Two motorists, for whatever dumb reason, are drag racing each other on a public road. One of the cars strikes another innocent motorist or pedestrian, who suffers catastrophic injury. Should both drag racers be responsible for all damages that the injured victim receives? Or should the “contact” vehicle be completely responsible? Or should the contact vehicle be mostly resonsible, and the “non-contact” vehicle be responsible only to a lesser extent?

A recent “accident”, for lack of a better term, illustrates this scenario in very grave terms. In January of this year, two young Tucson women, Claudia Martinez and Ana Lucia Caballero, both students at Pima Community College, were killed when their car was struck by a car driven by Jessica Marie Vass, who was drag racing with another motorist, Maribel Lopez Puentes. Ms. Vass was traveling at 103 miles per hour, racing Ms. Puentes, when she rear-ended the victims’ vehicle, whose car burst into flames. Lawyers for the families of both victims recently filed a wrongful death lawsuit against both motorists for their roles in causing the women’s deaths.

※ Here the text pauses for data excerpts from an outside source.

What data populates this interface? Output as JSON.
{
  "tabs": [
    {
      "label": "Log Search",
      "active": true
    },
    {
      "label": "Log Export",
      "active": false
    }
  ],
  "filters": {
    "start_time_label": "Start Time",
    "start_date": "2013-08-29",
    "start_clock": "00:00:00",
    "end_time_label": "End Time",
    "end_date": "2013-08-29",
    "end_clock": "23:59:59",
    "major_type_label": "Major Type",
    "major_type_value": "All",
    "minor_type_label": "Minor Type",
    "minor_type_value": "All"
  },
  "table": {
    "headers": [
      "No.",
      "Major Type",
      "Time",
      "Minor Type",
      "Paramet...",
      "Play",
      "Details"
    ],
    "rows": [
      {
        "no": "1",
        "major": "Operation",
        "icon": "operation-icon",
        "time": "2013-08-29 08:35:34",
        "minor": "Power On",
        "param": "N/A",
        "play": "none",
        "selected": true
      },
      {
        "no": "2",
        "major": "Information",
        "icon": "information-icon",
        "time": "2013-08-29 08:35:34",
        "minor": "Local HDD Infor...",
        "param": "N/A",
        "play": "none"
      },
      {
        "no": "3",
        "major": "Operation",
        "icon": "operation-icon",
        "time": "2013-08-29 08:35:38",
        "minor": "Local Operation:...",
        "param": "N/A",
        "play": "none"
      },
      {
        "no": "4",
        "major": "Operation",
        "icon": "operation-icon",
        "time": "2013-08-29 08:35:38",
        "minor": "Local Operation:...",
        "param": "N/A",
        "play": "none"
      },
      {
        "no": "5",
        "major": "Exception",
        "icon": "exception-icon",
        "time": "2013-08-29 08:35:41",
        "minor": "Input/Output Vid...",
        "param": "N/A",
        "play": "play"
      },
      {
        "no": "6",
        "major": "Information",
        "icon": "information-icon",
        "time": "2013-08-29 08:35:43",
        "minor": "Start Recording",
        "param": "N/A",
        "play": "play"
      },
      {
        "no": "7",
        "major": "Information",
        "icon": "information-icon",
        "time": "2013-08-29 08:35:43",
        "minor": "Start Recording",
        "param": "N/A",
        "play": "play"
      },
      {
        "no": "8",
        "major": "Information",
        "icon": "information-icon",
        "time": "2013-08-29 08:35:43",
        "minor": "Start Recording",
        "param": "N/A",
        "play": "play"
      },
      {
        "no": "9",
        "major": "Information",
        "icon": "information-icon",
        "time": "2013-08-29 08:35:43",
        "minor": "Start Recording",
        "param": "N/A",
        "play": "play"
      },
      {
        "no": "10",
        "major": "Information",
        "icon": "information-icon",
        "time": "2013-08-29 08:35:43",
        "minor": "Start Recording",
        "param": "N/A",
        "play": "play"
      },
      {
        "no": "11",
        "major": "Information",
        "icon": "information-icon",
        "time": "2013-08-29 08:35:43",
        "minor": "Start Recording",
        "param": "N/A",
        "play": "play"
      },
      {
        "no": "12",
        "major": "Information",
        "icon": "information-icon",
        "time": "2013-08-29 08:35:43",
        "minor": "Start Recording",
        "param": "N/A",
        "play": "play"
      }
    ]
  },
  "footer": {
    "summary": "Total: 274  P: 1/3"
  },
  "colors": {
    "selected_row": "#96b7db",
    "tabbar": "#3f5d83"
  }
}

Under Arizona’s comparative fault laws, a jury could conceiviably find both drag racers responsible for the deaths of the victims. Since Ms. Vass was the drag racer who actually struck the victims’ car, should she bear most of the fault for the damages suffered by the surviving family members? Or should both drag racers be jointly responsible for the full amount of the damages?

In Arizona, several liability is the rule, and joint liability the exception. If two or more persons are a cause of someone’s injuries, each is responsible only for their percentage of fault in causing the injuries. So if Driver A falls asleep at the wheel, goes over the centerline, and collides head-on with Driver B, who incidentally was intoxicated at the time, and Driver B spins and collides with and injures Driver C, Driver C has claims against both Driver A and B. If a jury holds Driver A 70 percent at fault and Driver B 30 percent at fault, Driver C can collect his or her damages multiplied by these percentages from each driver, or from each driver’s insurance company.

The exception is joint liability. The only exceptions under Arizona law are master/servant (or employer/employee or principal/agent) and acting in concert. Tony drives a truck for ACME trucking company. He falls asleep at the wheel, crosses the centerline, and severely injures Sarah, an oncoming motorist. Assuming nobody else did anything to cause Sara’s injuries, Tony is at fault for all of Sara’s damages, as is ACME Trucking Company.

How about two or more people acting in concert to cause an injury? Little Bobby is assaulted by a gang of five thugs on his walk home from grade school, each who take turns punching and kicking Bobby. Under the acting in concert statute, each gang member is at fault for all of Bobby’s damages, as each acted in accordance with a common plan to cause Bobby to sustain injuries.

This brings us back to our drag racing example. The two drag racers who killed the victims in the Tucson crash likely did not intend to harm anyone. A jury would likely find that each was grossly reckless in their operation of their vehicles. Drag racing, especially at such high speeds, is ineveitably going to cause damage to property or injury to other motorists. Shouldn’t both drag racers bear joint resonsibility for the injuries sustained by others as a result of their “plan” to engage in such grossly reckless and dangerous behavior?